The Cognitively Impaired Child
摘要
This chapter addresses the ethical challenges posed by caring for cognitively impaired children whose illnesses bring them repeatedly to intensive care. It argues that the central difficulty arises not from their impairment but from assumptions that wrongly equate diminished cognition with diminished value. Non-consequentialist ethics easily grounds a doctor’s obligation to treat such children with respect, but consequentialist approaches risk misvaluation by expressing personal worth exclusively in terms of capacities for benefit, preference or autonomy. The chapter distinguishes between two forms of valuation often confused in debates about ventilation: the value of the person, which is constant, and the value of prolonging life, which varies with the burdens and benefits of the interventions needed to do so. Cognitive impairment may affect what actions serve a child’s interests, but it does not alter the child’s inherent worth; to deny intensive care categorically on cognitive grounds is therefore to commit the same adult-normative error that underpins arguments for infanticide.
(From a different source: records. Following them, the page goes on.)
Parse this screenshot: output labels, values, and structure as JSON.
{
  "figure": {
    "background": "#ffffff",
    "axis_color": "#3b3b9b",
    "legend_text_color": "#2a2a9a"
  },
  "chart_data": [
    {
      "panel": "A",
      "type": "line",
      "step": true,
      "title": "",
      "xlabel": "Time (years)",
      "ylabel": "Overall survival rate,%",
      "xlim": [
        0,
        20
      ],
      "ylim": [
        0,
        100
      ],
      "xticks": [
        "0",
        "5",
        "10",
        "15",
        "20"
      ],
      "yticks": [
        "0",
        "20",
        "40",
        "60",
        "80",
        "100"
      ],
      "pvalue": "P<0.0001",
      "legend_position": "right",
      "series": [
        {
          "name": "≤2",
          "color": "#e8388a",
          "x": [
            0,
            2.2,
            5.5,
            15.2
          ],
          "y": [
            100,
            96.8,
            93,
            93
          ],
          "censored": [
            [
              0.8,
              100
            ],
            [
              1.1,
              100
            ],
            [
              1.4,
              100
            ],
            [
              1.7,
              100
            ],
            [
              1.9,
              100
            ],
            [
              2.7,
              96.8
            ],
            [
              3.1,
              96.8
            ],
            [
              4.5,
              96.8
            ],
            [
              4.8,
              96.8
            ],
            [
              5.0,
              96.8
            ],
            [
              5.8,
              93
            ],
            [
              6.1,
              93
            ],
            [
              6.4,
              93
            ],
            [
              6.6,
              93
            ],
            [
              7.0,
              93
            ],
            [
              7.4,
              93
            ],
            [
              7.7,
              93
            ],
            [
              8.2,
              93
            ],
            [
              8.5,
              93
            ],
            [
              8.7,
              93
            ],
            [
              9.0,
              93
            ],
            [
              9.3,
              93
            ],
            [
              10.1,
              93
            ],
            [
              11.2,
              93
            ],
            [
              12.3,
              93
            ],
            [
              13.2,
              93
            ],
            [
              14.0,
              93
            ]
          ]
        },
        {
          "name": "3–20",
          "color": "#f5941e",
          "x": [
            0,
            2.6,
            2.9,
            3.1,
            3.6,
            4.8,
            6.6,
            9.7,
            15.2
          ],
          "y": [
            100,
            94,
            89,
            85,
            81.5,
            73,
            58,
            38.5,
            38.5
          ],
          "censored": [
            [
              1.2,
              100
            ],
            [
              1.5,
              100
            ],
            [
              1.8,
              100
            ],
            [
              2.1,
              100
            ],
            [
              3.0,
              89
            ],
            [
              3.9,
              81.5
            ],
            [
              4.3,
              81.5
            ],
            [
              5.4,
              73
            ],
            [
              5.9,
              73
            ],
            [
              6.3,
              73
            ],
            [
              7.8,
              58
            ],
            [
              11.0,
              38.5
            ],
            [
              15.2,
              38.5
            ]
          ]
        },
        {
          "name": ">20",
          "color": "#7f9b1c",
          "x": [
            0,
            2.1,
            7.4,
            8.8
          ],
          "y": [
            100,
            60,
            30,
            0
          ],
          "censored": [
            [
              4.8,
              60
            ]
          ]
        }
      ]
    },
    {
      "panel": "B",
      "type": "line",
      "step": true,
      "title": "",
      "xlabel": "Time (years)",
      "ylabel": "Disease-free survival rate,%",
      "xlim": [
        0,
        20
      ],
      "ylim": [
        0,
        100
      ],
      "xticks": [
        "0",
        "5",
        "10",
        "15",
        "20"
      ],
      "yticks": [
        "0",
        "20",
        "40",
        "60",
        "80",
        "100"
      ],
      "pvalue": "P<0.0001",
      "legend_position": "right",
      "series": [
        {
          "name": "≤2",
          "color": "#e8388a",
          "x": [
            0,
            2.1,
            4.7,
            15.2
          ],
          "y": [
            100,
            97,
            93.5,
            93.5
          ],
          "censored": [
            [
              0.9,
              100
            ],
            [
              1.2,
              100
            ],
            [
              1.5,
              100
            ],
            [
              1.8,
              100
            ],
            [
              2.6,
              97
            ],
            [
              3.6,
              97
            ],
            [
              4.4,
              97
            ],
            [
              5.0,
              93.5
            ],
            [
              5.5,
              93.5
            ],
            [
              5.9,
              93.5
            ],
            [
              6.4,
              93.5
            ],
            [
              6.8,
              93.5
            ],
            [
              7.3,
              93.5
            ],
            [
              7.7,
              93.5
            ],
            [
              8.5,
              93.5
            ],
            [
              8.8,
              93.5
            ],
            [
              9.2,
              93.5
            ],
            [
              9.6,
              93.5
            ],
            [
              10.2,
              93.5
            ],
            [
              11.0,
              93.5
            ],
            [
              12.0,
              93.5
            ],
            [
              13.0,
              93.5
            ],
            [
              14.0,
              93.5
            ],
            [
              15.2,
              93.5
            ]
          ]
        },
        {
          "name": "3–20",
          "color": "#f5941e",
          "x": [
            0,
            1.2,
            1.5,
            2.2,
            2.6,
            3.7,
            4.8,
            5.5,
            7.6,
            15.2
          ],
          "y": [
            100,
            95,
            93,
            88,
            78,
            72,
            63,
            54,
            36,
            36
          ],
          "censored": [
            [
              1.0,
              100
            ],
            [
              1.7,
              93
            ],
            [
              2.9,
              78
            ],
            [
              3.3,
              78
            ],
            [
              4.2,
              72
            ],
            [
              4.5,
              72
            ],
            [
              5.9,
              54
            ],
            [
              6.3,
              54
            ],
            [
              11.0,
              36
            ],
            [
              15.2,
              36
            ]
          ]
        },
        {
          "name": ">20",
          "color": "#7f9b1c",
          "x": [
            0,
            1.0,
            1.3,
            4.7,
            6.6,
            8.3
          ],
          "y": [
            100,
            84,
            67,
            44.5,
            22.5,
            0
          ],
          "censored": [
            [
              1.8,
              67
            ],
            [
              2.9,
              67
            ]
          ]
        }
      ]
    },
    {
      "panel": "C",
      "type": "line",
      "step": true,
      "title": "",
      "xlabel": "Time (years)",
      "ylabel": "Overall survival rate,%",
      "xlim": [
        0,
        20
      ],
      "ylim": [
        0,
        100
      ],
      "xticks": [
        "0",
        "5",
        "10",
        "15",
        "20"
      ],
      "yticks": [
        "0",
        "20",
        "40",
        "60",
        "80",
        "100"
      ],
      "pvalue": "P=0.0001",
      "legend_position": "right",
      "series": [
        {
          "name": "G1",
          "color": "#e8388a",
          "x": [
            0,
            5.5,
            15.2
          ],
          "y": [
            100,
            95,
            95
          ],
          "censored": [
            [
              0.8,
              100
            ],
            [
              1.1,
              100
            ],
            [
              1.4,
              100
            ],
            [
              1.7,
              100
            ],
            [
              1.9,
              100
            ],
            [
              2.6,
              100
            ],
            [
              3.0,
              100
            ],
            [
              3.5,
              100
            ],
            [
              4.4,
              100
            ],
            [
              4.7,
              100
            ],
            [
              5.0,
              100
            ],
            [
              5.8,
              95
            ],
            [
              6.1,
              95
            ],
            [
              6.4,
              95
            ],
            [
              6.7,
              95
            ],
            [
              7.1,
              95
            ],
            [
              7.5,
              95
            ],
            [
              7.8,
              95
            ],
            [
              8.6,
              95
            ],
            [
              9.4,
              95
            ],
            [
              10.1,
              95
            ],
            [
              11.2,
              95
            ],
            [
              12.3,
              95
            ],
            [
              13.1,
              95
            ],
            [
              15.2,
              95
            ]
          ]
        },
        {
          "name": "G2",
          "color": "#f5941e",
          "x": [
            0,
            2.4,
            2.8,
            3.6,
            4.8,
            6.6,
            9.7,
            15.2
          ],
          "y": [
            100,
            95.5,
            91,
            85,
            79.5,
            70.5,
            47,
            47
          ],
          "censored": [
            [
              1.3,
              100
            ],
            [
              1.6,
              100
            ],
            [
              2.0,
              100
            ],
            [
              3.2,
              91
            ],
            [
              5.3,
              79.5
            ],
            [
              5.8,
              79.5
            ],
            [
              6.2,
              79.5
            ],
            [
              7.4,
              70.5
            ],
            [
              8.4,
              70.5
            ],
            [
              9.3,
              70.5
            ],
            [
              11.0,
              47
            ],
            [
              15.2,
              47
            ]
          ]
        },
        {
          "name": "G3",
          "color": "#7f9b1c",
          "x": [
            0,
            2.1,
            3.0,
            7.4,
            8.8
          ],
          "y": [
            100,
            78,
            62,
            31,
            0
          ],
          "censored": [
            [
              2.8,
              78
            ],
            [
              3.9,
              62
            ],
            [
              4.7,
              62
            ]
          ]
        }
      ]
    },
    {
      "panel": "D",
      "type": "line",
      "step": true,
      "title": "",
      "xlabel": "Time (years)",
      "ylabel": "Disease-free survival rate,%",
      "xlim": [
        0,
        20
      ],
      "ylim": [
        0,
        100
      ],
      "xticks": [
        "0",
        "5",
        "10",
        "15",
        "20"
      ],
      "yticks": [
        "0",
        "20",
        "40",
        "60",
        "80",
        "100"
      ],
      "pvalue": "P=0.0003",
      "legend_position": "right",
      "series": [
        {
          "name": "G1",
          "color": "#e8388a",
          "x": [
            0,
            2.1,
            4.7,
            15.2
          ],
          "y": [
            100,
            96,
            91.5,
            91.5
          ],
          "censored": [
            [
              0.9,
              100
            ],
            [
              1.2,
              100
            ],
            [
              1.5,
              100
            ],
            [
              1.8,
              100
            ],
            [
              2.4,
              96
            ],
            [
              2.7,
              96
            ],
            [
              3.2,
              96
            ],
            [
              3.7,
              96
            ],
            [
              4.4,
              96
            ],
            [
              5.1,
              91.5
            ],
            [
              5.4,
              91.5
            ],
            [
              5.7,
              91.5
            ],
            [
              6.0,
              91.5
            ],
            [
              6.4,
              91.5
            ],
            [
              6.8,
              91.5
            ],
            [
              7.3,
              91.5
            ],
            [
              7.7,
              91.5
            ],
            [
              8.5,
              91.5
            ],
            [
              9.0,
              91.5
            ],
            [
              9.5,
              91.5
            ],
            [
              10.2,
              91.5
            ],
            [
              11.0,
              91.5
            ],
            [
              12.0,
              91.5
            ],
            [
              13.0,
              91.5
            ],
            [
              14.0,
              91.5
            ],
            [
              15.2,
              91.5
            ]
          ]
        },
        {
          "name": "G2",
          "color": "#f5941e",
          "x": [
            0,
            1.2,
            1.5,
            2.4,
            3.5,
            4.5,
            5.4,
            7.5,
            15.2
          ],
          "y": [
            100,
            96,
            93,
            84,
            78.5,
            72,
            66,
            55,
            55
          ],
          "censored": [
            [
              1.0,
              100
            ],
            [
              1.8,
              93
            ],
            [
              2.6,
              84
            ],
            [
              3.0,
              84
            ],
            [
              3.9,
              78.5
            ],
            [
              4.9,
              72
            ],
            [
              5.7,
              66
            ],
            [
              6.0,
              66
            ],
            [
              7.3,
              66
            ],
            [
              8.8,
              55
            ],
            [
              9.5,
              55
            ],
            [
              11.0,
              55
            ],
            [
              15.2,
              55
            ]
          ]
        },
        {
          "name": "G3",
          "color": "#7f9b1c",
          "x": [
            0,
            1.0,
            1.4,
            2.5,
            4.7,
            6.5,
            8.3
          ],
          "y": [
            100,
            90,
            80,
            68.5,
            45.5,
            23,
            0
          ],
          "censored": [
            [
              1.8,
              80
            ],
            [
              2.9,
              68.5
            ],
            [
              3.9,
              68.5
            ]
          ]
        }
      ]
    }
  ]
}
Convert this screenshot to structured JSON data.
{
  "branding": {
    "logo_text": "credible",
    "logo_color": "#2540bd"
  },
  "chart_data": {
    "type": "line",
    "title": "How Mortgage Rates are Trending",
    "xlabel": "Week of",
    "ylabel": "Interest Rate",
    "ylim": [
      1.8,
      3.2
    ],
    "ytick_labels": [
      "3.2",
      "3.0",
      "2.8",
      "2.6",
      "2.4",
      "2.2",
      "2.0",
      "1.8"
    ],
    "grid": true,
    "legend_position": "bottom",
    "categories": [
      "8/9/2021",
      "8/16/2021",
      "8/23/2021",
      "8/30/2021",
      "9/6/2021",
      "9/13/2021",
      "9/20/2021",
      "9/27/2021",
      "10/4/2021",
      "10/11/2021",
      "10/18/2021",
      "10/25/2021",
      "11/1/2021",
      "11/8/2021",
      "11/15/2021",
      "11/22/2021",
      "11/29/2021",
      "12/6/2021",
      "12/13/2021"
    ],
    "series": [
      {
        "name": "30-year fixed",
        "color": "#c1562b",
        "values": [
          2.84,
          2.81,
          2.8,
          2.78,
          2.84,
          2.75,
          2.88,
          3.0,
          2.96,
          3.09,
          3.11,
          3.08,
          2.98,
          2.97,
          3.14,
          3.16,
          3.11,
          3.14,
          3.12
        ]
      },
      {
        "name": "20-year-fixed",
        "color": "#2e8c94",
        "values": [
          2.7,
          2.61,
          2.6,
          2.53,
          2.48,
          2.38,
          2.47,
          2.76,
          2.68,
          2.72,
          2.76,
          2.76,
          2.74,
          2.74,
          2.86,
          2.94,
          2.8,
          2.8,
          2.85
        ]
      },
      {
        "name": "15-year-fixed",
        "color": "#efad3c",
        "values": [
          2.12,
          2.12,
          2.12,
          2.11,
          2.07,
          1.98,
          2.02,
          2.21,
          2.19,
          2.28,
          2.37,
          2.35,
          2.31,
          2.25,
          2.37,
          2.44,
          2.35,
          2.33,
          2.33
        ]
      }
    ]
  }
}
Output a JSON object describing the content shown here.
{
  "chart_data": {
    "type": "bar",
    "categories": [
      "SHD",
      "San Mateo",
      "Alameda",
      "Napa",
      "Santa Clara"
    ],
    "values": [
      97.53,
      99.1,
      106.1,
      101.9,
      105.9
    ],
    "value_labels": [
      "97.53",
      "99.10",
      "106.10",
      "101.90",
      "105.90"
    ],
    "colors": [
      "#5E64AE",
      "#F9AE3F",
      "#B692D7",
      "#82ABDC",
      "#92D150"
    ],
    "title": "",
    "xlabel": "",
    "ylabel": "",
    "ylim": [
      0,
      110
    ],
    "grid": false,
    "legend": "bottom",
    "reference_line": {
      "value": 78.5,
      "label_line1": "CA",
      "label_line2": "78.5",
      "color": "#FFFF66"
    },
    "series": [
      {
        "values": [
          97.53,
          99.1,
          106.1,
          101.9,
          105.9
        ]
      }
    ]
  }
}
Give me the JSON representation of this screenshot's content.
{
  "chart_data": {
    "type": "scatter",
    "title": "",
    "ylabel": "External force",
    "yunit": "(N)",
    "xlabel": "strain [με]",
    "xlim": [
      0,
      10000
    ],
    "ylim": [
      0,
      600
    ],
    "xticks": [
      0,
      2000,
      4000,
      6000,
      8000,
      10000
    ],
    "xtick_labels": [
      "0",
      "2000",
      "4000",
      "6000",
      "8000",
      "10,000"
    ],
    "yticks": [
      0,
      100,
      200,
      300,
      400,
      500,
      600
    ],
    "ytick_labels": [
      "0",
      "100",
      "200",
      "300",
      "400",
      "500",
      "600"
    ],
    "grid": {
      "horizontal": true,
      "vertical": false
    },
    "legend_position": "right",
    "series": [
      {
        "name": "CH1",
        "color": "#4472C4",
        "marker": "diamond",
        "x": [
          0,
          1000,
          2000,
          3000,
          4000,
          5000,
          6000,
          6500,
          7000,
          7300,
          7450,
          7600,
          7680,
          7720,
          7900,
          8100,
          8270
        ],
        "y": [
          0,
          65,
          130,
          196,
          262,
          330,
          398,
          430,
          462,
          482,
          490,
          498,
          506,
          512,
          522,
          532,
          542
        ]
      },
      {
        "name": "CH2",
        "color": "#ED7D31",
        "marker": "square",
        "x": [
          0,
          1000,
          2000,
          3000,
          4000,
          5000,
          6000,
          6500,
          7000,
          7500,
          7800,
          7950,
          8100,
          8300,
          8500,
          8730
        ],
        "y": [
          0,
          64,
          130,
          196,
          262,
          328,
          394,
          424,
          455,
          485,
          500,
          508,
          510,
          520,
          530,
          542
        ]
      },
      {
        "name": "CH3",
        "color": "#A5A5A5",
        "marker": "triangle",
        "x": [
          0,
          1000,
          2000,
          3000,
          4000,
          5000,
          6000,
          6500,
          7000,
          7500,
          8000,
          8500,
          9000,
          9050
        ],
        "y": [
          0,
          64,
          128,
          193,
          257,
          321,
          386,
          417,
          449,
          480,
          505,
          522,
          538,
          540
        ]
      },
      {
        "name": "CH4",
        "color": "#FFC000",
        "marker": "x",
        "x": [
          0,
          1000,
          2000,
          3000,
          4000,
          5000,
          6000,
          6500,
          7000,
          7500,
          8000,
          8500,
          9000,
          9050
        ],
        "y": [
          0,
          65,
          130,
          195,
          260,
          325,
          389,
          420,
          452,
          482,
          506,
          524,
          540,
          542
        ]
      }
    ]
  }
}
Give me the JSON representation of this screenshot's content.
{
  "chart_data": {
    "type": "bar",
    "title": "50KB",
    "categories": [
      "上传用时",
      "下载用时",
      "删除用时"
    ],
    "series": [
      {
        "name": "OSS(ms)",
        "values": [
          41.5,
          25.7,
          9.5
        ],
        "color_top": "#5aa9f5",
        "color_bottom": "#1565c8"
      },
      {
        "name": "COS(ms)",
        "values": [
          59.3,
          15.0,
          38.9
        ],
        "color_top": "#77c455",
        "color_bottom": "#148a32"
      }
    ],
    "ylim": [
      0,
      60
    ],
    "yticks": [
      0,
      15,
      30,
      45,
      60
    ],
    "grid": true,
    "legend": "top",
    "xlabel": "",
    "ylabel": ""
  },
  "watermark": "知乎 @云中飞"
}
Turning to rationing, parental authority and the role of courts, the chapter argues for an age-neutral ethic in which decisions emerge from dialogue between medical and parental expertise, directed solely to expressing the child’s objective and subjective interests. Cognitive impairment neither diminishes a child’s capacity to suffer nor licenses avoidable harm; ethical systems must therefore prevent prolonged suffering caused by adult disagreement or procedural delay.